Matching Borders, and more

One of the first questions I have when starting a design is what is the best way to get it to match up as flawlessly and as easily as possible. Some are pretty straightforward, while others take creativity.  I also hear a lot of comments that people are nervous about matching up pieces correctly, so I thought I’d create a brief tutorial on matching borders (and more), so you can feel more confident about using my designs.

First, the simplest ones. These are patterns that match up end to end, and the points that match are at the boundaries of the design.  Often, machines will let you move to the corners of the design or have a function that will baste the outline of the boundary to help you with accurate placement. To line these up neatly as a border, you need to mark the long edge before you hoop, and you need to mark the corners that match up as you go along.

In this example, the red dashed lines show the boundaries of the design. As long as the bottom line is straight and the circled corners match, this design will repeat.

Matching simple border end to end. The dashed aqua line shows a second match point that can be helpful when matching up deep scallops and/or cutwork. Since the bottom edge of the scallop doesn’t touch the next design, it may be more helpful to match the ends of each scallop. You can measure the distance from the bottom of the design (red line) to the top of the scallop (aqua line), and use both lines to help you keep the border repeating in a straight line. This is especially helpful when doing cutwork, since you will be trimming away the fabric where the bottom line was marked, and will need an additional guideline.


Next, a slightly more complicated design.  This time, you still need to match the pattern along a straight line at the bottom, but the design doesn’t match up at the corners.  You need to overlap the designs slightly when matching them up.

Matching a nested border.

The dashed red line shows the match point, but the dashed yellow line shows the boundary of the right hand pattern piece. They need to overlap significantly in order to repeat without a gap, but the match is very flexible. The stems from one piece fall under the flowers of the next piece, so even if you don’t get it perfect, no one will ever know.

Since the joins are hidden and each repeat is an individual file, it also means that you can start to angle this pattern around a curve without it being obvious.

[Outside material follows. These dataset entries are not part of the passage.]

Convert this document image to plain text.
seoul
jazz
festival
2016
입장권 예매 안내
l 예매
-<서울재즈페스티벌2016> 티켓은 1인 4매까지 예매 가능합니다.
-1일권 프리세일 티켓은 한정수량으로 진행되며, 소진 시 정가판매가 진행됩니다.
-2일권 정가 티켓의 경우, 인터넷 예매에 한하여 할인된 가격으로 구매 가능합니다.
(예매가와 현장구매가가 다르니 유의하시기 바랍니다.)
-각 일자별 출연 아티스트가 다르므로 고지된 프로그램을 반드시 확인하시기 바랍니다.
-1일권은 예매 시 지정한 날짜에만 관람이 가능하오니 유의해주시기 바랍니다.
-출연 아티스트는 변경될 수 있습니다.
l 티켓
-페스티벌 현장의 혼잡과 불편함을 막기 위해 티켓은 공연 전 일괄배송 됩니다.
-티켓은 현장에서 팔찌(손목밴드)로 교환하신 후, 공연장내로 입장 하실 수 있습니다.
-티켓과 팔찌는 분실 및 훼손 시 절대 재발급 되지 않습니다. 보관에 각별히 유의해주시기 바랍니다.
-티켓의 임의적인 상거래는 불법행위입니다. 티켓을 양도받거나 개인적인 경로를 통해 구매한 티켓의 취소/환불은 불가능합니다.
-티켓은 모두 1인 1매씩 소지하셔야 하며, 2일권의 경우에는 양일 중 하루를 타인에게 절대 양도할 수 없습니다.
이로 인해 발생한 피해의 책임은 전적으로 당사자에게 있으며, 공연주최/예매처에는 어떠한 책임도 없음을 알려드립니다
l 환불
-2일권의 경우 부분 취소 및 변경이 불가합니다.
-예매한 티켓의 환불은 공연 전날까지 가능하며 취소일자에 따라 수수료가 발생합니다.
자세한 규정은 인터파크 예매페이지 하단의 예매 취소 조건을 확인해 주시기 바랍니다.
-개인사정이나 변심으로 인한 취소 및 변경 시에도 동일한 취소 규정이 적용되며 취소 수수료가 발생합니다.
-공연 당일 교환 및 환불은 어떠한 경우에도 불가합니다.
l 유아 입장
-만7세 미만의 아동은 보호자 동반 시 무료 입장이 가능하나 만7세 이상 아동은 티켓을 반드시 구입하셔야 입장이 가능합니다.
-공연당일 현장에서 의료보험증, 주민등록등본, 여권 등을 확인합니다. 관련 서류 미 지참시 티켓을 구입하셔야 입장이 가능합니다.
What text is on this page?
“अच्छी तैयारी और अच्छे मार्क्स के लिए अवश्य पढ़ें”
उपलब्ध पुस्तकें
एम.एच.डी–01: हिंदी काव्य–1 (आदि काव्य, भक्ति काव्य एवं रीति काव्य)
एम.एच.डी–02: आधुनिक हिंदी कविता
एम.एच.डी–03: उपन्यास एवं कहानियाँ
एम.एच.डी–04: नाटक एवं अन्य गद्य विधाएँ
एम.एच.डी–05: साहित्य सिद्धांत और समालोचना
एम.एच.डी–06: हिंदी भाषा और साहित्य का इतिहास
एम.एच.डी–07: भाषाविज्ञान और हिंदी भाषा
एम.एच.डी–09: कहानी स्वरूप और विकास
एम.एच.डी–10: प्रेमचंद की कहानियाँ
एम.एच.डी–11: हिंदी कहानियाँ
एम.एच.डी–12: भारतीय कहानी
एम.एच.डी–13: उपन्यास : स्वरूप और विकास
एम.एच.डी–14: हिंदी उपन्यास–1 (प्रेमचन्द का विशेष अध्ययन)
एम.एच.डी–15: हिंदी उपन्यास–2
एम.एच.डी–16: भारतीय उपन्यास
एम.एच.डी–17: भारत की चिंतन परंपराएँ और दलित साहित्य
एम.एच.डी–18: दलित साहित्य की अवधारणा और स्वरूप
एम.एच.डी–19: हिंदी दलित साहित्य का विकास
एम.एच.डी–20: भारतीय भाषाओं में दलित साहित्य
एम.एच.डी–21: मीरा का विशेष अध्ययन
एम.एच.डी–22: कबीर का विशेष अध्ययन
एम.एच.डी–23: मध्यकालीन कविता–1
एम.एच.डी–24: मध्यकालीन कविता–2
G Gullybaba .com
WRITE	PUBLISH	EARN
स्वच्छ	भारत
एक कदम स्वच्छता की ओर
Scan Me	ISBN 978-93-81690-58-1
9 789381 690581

This is helpful when working with a shaped hem or a train, for example.

Matching a nested border along a curve.


In the next example, the yellow dashed lines show the outside edges that will line up.  However, the yellow circles are around the match points.  Notice that the leaves from each section extend past the match point, so the edge of the leaf will be the design boundary. This means you can’t use the boundary as the match point on this design or you will have a gap between the pieces.

Matching a border with corners.

The benefit of overlapping this design is so that you have as few critical match points as possible. The design only needs to match at the scallops, which is a little flexible, and at the waving vine down the center, which is exact.  If the design split anywhere else, the leaves and flowers would have multiple match points, or it would be more difficult to repeat the design, because there wouldn’t be a break point at each scallop.

In order eliminate guesswork, I added alignment stitches along the red dashed lines in this design. You will need to mark the yellow dashed lines before you hoop, and then the red dashed lines are stitched out and will need to match up as you move through each section. Notice that at the bottom of the design, the yellow circles are around two sets of L-shaped stitches that will form an inverted T when lined up.


Finally, designs that aren’t straight borders are going to present some unique challenges since there is no obvious line for matching up the pieces.

For example, the 18th c. pocket pattern is split into 7 pieces so it can fit into a 5×7 hoop. Splitting it along a simple grid would mean many exact match points, cutting straight across leaves and flowers.  Instead, the design splits where stems meet flowers, making any close match almost invisible.  Notice how the leaves and tendrils from the lower sections nest into the top section.

Matching irregular nested pieces with alignment markings.

This design has alignment markings to help match up all 7 pieces of the pocket.  Marks at the center and edges of the design share at least 2 points that will match up and form a T or + when correctly aligned. The only exact match is the outer border. If this still proves difficult, I also included a color change so it can be omitted altogether.

I would recommend marking a line down the center of the pocket before you hoop (vertical yellow dashed line), since all pieces will have alignment marks along that line. If needed, you can also mark horizontal lines across the bottom of the sections as you work, just for extra assurance that the pieces are squared up.

In the future, I expect there will be even more complicated matching as I move into designs for waistcoats and gowns that have many more pieces and must fit a pattern exactly. With careful planning and plenty of alignment marks, I hope even the most complicated designs will be easy to stitch out. Of course, should you run into difficulties, I am always willing to answer questions about any of the embroidery designs!